Ko-Produktionsnetzwerke

Ziele und Charakter: In ihren Zielen gehen Ko-Produktionsnetwerke über Kommunikationsnetwerke hinaus. Hier sind Vernetzung und Austausch Grundlage dafür, dass gemeinsame Aktivitäten geplant und umgesetzt werden. Es geht darum, die Kräfte und Ressourcen der einzelnen Initiativen zu bündeln und gemeinsam größeres zu erreichen. Dabei kann das Netzwerk als eigener (politischer) Akteur auftreten – zum Teil mit dem Charakter eines Bündnisses, das als gemeinsame Stimme der beteiligten Initiativen spricht.

Struktur: Die Verbindlichkeit ist in Ko-Produktionsnetzwerken höher, da man sich auf konkrete gemeinsame Ziele und Schritte zur Erreichung dieser einigen muss, nicht selten im Konsens. Ermöglicht wird dass entweder durch eine geringere Anzahl an beteiligten Initiativen, die ein hohes Maß an Vertrauen untereinander aufbauen können (z. B. fairEInt Eichstätt), oder durch einen "Minimalkonsens" zwischen vielen verschiedenen Akteur*innen (z. B. München muss handeln).

Kommunikation: Da Vertrauen in Ko-Produktionsnetzwerken eine besonders große Rolle spielt, reicht eine gemeinsame Online-Plattform in der Regel nicht aus, sonders es braucht regelmäßige persönliche Treffen (Präsenz oder Videokonferenz). Gleichzeitig können digitale Tools eine große Bereicherung sein, da sie Kommunikation zwischen den Treffen ermöglichen und das Projektmanagement für die Planung gemeinsamer Aktivitäten erheblich vereinfachen können.

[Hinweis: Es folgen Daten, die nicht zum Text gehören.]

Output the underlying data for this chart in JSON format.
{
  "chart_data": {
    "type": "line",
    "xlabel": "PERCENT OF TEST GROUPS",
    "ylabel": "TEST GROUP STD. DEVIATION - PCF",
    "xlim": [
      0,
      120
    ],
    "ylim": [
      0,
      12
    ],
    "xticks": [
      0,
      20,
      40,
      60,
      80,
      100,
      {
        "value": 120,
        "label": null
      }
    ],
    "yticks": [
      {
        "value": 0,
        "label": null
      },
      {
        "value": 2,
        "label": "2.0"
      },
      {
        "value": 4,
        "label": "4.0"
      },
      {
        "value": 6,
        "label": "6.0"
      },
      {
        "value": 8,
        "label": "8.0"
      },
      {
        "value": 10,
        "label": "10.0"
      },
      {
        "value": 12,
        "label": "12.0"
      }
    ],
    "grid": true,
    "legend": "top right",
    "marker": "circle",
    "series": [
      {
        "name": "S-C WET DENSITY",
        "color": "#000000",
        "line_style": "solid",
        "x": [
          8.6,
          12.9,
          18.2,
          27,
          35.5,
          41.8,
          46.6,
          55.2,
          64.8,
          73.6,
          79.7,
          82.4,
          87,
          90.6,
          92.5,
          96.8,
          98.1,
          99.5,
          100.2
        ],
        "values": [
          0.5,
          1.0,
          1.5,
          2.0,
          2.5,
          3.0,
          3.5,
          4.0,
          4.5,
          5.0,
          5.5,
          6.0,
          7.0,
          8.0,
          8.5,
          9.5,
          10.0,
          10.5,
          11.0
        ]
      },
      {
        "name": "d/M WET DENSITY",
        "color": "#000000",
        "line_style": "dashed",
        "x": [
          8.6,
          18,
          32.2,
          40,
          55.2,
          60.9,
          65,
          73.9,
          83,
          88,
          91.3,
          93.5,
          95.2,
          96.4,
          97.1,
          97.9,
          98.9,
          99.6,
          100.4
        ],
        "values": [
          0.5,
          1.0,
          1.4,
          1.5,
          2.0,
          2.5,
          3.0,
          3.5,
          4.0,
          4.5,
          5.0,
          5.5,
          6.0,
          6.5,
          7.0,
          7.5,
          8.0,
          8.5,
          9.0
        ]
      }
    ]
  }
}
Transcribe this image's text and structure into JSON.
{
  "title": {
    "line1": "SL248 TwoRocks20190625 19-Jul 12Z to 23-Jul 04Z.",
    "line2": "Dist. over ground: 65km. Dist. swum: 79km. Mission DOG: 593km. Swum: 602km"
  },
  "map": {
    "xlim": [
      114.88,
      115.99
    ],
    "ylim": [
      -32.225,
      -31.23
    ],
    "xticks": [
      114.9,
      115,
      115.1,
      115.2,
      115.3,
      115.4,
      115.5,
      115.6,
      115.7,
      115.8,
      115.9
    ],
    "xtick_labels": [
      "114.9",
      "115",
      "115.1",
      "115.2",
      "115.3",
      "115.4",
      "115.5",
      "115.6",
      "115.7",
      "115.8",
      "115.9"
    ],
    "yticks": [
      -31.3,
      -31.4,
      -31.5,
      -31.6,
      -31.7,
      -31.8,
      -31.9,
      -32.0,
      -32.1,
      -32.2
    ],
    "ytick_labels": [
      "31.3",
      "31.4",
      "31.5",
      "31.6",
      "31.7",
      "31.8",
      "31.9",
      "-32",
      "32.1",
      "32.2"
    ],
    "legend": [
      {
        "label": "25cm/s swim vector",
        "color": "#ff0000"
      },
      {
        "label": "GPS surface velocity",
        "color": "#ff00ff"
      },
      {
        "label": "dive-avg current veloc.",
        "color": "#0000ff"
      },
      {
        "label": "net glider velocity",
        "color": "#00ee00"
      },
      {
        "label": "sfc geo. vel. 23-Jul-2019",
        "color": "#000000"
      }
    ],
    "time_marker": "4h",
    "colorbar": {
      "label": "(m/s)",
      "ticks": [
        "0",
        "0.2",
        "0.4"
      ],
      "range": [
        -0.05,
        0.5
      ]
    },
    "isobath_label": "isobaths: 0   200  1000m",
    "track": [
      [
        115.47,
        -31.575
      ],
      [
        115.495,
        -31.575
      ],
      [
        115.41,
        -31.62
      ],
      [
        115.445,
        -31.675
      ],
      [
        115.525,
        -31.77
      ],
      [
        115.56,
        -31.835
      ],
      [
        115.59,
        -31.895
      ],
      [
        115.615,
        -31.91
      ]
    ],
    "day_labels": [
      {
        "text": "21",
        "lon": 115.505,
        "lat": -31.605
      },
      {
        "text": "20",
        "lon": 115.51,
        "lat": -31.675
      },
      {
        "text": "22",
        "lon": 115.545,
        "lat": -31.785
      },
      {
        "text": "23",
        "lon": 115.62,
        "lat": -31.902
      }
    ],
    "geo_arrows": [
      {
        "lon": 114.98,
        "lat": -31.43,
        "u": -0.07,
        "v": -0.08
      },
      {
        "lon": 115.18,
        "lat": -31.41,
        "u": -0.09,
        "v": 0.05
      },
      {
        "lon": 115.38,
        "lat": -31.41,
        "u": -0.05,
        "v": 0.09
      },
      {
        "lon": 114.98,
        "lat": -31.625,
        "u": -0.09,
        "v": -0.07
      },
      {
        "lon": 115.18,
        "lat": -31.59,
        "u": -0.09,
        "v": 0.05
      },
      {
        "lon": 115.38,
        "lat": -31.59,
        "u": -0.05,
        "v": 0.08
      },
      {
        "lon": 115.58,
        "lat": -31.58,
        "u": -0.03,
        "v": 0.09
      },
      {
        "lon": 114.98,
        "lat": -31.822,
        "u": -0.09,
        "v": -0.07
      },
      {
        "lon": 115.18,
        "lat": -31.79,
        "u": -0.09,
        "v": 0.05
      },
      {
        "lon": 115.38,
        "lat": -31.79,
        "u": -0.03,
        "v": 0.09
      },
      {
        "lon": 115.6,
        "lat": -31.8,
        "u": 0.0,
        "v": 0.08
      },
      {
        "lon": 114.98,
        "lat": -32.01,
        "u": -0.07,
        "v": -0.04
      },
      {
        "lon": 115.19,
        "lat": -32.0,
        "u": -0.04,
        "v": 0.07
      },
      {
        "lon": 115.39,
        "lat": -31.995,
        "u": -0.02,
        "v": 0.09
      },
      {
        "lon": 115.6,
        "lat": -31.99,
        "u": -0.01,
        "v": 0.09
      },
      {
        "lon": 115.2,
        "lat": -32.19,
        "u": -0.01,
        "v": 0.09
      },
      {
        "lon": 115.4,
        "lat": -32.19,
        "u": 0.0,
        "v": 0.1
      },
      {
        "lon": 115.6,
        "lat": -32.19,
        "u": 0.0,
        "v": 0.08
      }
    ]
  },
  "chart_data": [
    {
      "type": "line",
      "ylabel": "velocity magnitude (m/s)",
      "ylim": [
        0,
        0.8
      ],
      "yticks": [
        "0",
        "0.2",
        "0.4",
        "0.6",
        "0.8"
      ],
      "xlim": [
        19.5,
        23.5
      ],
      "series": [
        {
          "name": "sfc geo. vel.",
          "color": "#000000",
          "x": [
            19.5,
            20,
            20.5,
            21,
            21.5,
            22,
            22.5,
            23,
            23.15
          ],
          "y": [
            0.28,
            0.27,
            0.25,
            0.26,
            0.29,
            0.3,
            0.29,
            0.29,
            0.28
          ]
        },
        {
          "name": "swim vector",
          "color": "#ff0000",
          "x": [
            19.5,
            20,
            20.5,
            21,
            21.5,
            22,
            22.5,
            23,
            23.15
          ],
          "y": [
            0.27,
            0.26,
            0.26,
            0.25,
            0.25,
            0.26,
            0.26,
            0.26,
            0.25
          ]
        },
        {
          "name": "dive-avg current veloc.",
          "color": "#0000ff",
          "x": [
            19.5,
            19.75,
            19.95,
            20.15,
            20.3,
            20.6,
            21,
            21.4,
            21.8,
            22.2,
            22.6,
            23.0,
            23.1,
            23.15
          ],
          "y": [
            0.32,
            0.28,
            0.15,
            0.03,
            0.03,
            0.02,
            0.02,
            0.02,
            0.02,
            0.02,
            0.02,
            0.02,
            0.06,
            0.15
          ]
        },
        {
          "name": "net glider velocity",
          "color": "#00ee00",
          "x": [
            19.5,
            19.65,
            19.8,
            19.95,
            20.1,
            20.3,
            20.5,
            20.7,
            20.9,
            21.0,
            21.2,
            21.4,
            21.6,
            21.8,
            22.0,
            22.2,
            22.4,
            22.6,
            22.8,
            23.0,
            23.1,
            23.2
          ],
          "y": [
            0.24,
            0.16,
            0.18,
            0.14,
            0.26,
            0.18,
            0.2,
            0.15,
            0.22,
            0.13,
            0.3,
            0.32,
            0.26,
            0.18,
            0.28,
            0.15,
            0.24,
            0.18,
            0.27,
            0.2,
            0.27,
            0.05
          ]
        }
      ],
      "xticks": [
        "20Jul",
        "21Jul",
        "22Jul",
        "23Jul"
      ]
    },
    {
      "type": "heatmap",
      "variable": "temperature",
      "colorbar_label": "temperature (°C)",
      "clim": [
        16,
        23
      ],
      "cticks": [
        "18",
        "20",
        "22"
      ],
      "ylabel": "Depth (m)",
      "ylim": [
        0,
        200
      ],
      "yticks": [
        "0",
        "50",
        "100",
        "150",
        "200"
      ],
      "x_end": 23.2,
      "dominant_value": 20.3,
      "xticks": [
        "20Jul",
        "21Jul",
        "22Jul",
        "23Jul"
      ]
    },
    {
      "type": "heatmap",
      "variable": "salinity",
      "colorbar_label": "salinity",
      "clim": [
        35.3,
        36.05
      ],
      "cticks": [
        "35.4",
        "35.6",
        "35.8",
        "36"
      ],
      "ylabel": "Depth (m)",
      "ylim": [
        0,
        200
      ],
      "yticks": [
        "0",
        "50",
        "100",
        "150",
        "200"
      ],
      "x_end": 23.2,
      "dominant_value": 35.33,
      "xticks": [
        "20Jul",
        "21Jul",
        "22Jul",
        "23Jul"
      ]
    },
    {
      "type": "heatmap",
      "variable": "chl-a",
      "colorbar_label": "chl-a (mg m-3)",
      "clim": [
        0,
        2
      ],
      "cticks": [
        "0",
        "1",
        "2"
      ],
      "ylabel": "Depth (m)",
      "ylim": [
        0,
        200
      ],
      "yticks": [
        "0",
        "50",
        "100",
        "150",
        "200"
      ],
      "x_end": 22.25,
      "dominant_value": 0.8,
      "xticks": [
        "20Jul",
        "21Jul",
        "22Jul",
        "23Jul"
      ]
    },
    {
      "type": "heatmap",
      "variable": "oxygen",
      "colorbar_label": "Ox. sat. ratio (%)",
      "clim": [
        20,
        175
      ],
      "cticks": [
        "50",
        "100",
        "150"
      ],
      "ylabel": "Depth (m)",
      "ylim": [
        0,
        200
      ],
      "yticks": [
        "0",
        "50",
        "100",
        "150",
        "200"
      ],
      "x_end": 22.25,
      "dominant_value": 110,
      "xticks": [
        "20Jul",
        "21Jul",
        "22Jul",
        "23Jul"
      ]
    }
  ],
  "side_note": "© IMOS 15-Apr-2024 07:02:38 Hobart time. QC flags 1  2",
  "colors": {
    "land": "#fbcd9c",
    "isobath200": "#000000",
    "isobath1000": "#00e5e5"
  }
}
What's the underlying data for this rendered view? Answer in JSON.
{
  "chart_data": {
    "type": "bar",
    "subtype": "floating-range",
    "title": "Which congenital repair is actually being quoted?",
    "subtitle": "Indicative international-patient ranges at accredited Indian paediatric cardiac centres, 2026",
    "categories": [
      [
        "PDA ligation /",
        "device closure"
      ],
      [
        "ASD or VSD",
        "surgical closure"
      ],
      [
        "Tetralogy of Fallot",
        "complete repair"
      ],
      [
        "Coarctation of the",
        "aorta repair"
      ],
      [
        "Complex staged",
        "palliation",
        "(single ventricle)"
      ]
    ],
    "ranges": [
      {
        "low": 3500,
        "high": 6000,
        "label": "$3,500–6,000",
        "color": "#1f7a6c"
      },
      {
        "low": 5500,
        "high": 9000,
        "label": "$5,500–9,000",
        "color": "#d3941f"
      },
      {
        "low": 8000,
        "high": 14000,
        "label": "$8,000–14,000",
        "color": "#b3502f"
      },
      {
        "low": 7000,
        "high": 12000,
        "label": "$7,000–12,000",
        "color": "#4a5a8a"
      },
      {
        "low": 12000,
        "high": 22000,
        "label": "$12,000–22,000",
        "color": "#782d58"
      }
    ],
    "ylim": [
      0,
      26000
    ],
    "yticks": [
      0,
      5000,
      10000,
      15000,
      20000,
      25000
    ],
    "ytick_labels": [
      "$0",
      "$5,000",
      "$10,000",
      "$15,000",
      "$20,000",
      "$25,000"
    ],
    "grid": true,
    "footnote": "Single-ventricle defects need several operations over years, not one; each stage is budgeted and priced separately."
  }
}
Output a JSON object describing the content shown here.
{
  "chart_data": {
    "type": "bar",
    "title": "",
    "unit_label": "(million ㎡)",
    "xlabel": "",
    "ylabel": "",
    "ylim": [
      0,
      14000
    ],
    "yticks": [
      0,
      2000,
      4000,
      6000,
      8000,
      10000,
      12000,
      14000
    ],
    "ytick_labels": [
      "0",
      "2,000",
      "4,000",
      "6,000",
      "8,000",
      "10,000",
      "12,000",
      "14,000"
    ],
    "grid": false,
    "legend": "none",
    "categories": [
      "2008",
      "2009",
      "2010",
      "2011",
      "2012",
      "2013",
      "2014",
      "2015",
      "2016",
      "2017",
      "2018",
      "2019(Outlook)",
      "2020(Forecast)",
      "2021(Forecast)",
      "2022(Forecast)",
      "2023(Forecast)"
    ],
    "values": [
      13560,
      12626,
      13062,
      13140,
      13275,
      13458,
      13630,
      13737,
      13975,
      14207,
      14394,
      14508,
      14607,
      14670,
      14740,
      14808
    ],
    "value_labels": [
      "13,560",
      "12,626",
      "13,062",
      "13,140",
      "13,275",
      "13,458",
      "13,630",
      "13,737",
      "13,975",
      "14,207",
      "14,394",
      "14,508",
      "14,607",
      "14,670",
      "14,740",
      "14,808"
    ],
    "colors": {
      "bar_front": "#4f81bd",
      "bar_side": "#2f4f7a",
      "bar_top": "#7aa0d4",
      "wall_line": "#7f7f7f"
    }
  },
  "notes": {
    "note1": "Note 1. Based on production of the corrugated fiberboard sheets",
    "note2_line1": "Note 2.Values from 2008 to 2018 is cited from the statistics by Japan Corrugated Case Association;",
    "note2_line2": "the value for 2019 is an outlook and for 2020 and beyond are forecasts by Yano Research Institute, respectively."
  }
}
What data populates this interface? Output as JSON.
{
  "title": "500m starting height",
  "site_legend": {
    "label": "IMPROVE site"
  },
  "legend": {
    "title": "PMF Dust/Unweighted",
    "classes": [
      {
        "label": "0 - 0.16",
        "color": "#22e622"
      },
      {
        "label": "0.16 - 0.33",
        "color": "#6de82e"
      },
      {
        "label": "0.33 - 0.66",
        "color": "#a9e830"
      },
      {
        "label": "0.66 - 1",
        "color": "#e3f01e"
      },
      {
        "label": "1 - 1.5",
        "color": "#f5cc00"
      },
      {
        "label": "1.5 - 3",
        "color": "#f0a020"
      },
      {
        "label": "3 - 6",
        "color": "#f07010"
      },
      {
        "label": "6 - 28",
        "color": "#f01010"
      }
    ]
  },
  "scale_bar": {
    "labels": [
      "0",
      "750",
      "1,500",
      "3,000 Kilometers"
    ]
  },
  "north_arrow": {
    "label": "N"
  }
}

Rolle der Initiativ-/Kerngruppe: Die Aufgabe der Initiativ- bzw. Kerngruppe ist es, zwischen den Vernetzungs- oder Bündnisprozess aktiv zu begleiten und zwischen den Initiativen zu vermitteln. Indem es ein Kernteam gibt, das sich um organisatorische Aufgaben kümmert, haben die Initiativen während der Treffen mehr wertvolle Zeit für inhaltliche Auseinandersetzung und die Planung gemeinsamer Vorhaben.

Ansätze und Herausforderungen

Häufig wird das Vorhaben, eine lokale oder regionale Vernetzungsstruktur aufzubauen, von Einzelnen oder einer Initiativgruppe vorangeschoben. Das anfängliche Konzept und die spätere Entwicklung können sich dabei genauso stark unterscheiden wie die Ansätze, die an verschiedenen Orten praktiziert werden. Ihnen ist gemeinsam, dass die Etablierung einer Vernetzungsstruktur kein triviales Unterfangen ist, sondern mit spezifischen Herausforderungen einhergeht (s. häufige Ursachen des Scheiterns).

In diesem Wiki stellen Vernetzungsinitiativen sich und ihre persönlich erlebten Herausforderungen vor, um voneinander zu lernen und sich gegenseitig zu inspirieren. Dies soll vor allem Praxisakteur*innen dabei helfen, selbst eine neue Vernetzungsstruktur ins Leben zu rufen. Von den ersten Schritten ausgehend werden dafür konkrete Handlungsempfehlungen gegeben.

Anmerkungen

  1. Fischer, Jörg (2018): Wirkung in lokaler Netzwerkarbeit. Was Beteiligte darunter verstehen und warum es einer Wirkungsdiskussion bedarf – eine explorative Studie mit Praxisempfehlungen. Hg. v. Bertelsmann Stiftung. Online verfügbar unter https://www.bertelsmann-stiftung.de/fileadmin/files/Projekte/90_Synergien_vor_Ort/Studie_Wirkung_in_Netzwerkarbeit_FIN.PDF, zuletzt geprüft am 04.03.2021.
  2. Wie immer bestätigen Ausnahmen wie München muss handeln hier die Regel.